The Post Office said it was cutting its fixed-rate mortgages for the fourth time this year, leaving it with market-leading rates for two- and five-year deals.
It said the move reflected its ambitions to become a leading player in the mortgage market through a joint venture with the Bank of Ireland.
The announcement comes a week after the government said it wanted the Post Office to double the size of its mortgage book during the coming 12 months.
The reductions, which come into force today, leave the Post Office with a market-leading rate of 3.15 per cent on a two-year fixed-rate mortgage for people with a 25 per cent deposit, and one of 4.59 per cent for a five-year deal for people with 40 per cent.
Its three-year fixed-rate loan will take third place in the best-buy tables, and is available to people borrowing up to 75 per cent of their home's value.
The group is joined by Barclays' lending arm the Woolwich, which is cutting the interest it charges on its tracker and fixed-rate deals for people with a 25 per cent deposit by up to 0.6 per cent.
It is also launching a market-leading lifetime tracker of 2.49 per cent, or base rate plus 1.99 per cent, for people borrowing up to 75 per cent of their home's value.
Nationwide also announced that it was cutting rates on 29 of its fixed-rate and tracker deals, reducing them by up to 0.59 per cent and an average of 0.23 per cent.
Rates have been falling steadily since the beginning of the year, as conditions in the mortgage market slowly improve.
The average cost of a two-year fixed-rate mortgage is currently 4.72 per cent, down from 4.88 per cent in January, while two-year tracker rates have dropped to 3.58 per cent from 3.77 per cent, according to financial information group Moneyfacts.co.uk.
There has also been a significant improvement in the number of different deals available for people with smaller deposits.
There are currently 138 products on offer for people with only 10 per cent to put down, up from 114 in January – a 21 per cent rise – while mortgages for people borrowing up to 80 per cent of their home's value have soared by 63 per cent to 270.

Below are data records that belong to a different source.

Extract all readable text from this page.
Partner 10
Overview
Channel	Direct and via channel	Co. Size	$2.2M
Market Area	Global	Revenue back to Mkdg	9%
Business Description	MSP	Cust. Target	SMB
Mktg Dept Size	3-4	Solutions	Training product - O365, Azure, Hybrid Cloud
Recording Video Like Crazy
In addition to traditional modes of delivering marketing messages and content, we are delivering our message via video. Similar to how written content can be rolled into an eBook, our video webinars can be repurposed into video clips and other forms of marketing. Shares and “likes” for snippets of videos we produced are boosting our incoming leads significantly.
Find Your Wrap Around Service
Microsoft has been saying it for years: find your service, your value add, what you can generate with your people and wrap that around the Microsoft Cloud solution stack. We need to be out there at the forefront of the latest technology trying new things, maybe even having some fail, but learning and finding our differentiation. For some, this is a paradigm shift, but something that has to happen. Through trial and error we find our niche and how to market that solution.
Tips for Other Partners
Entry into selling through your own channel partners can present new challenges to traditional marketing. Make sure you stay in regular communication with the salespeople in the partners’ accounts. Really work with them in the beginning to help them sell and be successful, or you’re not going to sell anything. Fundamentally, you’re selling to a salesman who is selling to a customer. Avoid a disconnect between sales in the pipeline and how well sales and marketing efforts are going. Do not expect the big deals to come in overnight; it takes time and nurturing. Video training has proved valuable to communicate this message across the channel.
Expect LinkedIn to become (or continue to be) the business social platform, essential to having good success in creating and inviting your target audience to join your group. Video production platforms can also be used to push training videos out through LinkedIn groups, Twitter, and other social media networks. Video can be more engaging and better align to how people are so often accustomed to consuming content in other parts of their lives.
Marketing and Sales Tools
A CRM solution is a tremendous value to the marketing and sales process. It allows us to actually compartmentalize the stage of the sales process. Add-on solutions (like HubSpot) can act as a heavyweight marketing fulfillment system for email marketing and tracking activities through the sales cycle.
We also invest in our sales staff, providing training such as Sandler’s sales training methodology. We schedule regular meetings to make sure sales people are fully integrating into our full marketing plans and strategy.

But there remains very little choice for people with only a 5 per cent deposit, with the number of mortgages available for these borrowers increasing only slightly since the beginning of the year from nine to 13.
Meanwhile, separate research showed that First Direct was the most consistently competitive mortgage lender during the first quarter of the year, receiving 19 mentions in best-buy tables, closely followed by the Post Office at 18.
Alliance & Leicester, the Yorkshire Building Society and the Woolwich made up the rest of the top five, according to website realpricecomparison.com.
None of the Lloyds Banking Group brands offered a market-leading rate during the first three months of the year, while NatWest appeared on the best-buy tables three times and RBS and Northern Rock had one mention each.
The website produced the rankings by seeing how many times a lender had a product that was included in the top 10 of a best-buy table across all mortgage categories.